Summa Theologiae by St Thomas Aquinas
XP: Treatise On Contrition
Q40 Of The Things Annexed To The Sacrament Of Order
< previous   Article 1   next >

Prologue   A1   A2   A3   A4   A5   A6   A7  

A1 Whether those who are ordained ought to wear the tonsure?

[a] Objection 1:
It would seem that those who are ordained ought not to wear the tonsure in the shape of a crown. For the Lord threatened captivity and dispersion to those who were shaven in this way: "Of the captivity of the bare head of the enemies" (Dt. 32:42), and: "I will scatter into every wind them that have their hair cut round" (Jer. 49:32). Now the ministers of Christ should not be captives, but free. Therefore shaving and tonsure in the shape of a crown does not become them.

[b] Objection 2:
Further, the truth should correspond to the figure. Now the crown was prefigured in the Old Law by the tonsure of the Nazarenes, as stated in the text (Sent. iv, D, 24). Therefore since the Nazarenes were not ordained to the Divine ministry, it would seem that the ministers of the Church should not receive the tonsure or shave the head in the form of a crown. The same would seem to follow from the fact that lay brothers, who are not ministers of the Church, receive a tonsure in the religious Orders.

[c] Objection 3:
Further, the hair signifies superabundance, because it grows from that which is superabundant. But the ministers of the Church should cast off all superabundance. Therefore they should shave the head completely and not in the shape of a crown.

[d] On the contrary,
According to Gregory, "to serve God is to reign" (Super Ps. 101:23). Now a crown is the sign of royalty. Therefore a crown is becoming to those who are devoted to the Divine ministry.

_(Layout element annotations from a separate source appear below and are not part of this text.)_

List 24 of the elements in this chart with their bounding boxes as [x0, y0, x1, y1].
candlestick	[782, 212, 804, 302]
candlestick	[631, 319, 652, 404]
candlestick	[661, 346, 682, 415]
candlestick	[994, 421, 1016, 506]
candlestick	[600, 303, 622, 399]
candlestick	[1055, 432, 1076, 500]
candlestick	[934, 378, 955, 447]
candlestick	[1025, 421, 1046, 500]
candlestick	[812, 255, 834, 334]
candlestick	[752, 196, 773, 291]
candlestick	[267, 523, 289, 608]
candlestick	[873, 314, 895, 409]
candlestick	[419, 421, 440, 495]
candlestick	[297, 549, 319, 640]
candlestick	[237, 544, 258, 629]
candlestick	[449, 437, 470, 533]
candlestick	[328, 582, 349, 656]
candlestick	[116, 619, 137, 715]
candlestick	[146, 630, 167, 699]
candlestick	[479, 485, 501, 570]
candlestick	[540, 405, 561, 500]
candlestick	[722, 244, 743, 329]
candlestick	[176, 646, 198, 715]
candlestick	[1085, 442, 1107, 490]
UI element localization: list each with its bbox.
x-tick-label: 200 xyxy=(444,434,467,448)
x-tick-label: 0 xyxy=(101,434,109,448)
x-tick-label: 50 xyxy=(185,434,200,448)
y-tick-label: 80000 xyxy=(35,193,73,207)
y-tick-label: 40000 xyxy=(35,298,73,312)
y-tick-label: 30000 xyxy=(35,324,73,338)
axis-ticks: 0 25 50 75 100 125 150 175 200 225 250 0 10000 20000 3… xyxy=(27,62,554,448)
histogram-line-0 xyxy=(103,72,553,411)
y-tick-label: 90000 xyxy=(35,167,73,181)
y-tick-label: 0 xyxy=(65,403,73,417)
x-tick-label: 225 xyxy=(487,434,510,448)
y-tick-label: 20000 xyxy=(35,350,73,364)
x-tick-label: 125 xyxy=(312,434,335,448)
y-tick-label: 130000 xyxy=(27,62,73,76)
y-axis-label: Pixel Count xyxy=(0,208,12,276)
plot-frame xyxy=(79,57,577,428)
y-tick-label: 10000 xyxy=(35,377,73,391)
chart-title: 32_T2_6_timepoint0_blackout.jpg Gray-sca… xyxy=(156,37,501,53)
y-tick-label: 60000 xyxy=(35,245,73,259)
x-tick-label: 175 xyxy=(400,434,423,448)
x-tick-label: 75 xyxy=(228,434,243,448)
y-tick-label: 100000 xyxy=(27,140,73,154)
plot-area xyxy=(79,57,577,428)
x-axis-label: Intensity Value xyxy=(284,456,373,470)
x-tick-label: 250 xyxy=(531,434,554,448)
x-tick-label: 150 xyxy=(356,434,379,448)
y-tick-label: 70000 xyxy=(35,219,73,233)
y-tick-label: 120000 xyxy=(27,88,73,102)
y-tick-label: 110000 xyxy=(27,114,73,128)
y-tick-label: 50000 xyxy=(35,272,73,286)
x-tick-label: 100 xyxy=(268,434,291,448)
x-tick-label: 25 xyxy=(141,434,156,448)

[e] Further, according to 1 Cor. 11:15, hair is given us "for a covering." But the ministers of the altar should have the mind uncovered. Therefore the tonsure is becoming to them.

[f] I answer that,
It is becoming for those who apply themselves to the Divine ministry to be shaven or tonsured in the form of a crown by reason of the shape. Because a crown is the sign of royalty; and of perfection, since it is circular; and those who are appointed to the Divine service acquire a royal dignity and ought to be perfect in virtue. It is also becoming to them as it involves the hair being taken both from the higher part of the head by shaving, lest their mind be hindered by temporal occupations from contemplating Divine things, and from the lower part by clipping, lest their senses be entangled in temporal things.

[g] Reply to Objection 1:
The Lord threatens those who did this for the worship of demons.

[h] Reply to Objection 2:
The things that were done in the Old Testament represent imperfectly the things of the New Testament. Hence things pertaining to the ministers of the New Testament were signified not only by the offices of the Levites, but also by all those persons who professed some degree of perfection. Now the Nazarenes professed a certain perfection by having their hair cut off, thus signifying their contempt of temporal things, although they did not have it cut in the shape of a crown, but cut it off completely, for as yet it was not the time of the royal and perfect priesthood. In like manner lay brothers have their hair cut because they renounce temporalities, but they do not shave the head, because they are not occupied in the Divine ministry, so as to have to contemplate Divine things with the mind.

[i] Reply to Objection 3:
Not only the renunciation of temporalities, but also the royal dignity has to be signified by the form of a crown; wherefore the hair should not be cut off entirely. Another reason is that this would be unbecoming.